The patient, Mr. Goswami went to the operation theatre knowing that only EPS will be done, as discussed. But to his horror, Dr. Kaul and his team at the Batra Hospital not only did EPS, but also went ahead with RFA without discussing or taking consent from the conscious patient.

To make matters worse, the patient was told that during RFA (for which permission/consent wasn’t taken) there was a heart blockage and to save his life a temporary pacemaker has been installed.

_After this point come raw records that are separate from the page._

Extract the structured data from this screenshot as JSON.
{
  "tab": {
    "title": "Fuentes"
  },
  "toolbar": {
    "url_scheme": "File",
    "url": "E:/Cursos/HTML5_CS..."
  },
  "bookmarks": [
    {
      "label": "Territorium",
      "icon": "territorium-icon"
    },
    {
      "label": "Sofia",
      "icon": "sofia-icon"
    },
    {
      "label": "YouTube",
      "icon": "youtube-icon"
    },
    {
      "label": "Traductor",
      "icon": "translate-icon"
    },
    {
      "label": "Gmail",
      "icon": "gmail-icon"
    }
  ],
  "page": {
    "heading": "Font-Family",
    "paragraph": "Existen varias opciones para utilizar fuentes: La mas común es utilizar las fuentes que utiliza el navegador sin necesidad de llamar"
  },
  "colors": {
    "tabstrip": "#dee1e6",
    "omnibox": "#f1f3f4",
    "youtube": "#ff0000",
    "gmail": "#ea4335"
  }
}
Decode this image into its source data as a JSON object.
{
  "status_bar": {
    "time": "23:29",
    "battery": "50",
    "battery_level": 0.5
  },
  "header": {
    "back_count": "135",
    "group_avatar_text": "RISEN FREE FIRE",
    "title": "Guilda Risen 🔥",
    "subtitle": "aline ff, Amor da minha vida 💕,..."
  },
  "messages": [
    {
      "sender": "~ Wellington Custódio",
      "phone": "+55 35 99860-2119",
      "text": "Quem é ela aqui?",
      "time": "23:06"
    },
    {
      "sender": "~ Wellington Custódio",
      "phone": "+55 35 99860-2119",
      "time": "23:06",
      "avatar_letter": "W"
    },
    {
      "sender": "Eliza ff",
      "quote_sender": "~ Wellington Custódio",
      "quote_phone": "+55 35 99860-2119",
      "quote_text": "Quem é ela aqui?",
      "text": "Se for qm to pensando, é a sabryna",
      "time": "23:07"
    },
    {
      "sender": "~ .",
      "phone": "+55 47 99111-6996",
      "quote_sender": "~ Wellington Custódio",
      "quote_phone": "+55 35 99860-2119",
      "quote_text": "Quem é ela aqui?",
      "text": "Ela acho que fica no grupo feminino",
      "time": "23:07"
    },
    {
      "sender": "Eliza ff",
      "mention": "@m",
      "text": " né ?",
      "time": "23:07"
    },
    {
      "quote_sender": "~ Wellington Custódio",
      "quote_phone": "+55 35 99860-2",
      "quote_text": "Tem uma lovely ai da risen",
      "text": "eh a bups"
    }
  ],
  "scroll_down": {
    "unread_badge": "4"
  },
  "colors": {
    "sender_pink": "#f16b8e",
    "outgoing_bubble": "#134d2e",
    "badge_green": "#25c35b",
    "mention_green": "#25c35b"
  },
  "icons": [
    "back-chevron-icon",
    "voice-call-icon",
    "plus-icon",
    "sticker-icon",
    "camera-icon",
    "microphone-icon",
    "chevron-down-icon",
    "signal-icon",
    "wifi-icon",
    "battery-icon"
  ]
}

The patient was taken aback at this disclosure. But wait, there’s more. He was asked to deposit  ₹1.7 lakh immediately to implant a permanent pacemaker, else he’d simply die. In the state of shock and fear of death, the patient complied & called his wife to travel from Assam to Delhi the next day due to this grave negligence and emergency.

Mrs. Goswami, while speaking to the media said,

“He went to Delhi for a regular checkup. He went all alone. And suddenly, I received a call from the hospital that my husband is fighting for his life and we need to pay 1.7 lakh immediately to put a pacemaker else he’ll die. My family was petrified. It was like putting a gun to my head.”

Upon realizing their goof-up, the hospital implanted the pacemaker even before his wife could reach the hospital the next day.

But the horror doesn’t end here. While implanting the pacemaker, one of its lead had pierced the heart and made a hole in it. The patient was discharged; doctors ignorant of this piercing. Only after the patient’s chest area had swollen, he travelled to Delhi alarmed. He was advised an immediate open heart surgery or else at any moment there might intense bleeding leading to death.

Moreover, Batra Hospital refused to submit ECG traces report to the court when asked. It made the court suspicious of malicious intent. In its judgement, Judge N P Kaushik remarked,

Quote by Judge NP Kaushik
Image Source

Batra hospital used only one consent form for EPS and kept the patient and his family in the dark about the different kinds of risks involved. Hence, taking into consideration so many breaches the bench concluded that the hospital was clearly ‘deficient in service‘ and stated,

The hospital was clearly ‘deficient in service’. The complainant was put to the procedure without enlightening him on the subject. The hospital is, therefore, directed to compensate the complainants (now his successors in interest) Rs. 10 lakhs along with interest @7% per annum from the date of institution of the complaint to the date of realization.”

It should be noted that Batra Hospital has a list of medical negligence cases against them.

In 2017, it was ordered to pay ₹8 lakhs as compensation after a woman lost her life 10 minutes after ill-conducting a CT Scan Contrast Media Test. In 2018, the hospital was fined ₹5 lakhs for keeping a brain-dead boy alive without taking proper consent. In 2012, the doctor Upendra Kaul, in this case, was ordered to pay ₹2 lakh as compensation to the family of Asha Mathur, who had died immediately after an angioplasty procedure in March, 1994 due to his grave negligence.

It’s disheartening to know that the patient had already passed away in 2015 without getting justice in his lifetime, in spite of fighting for over a decade. But this judgement is a testimony to two truths; first, we should keep fighting for what’s right even if it stretches for 14 years and second, hospitals shouldn’t take patients for granted unless they want to awaken the wrath of the simple common man.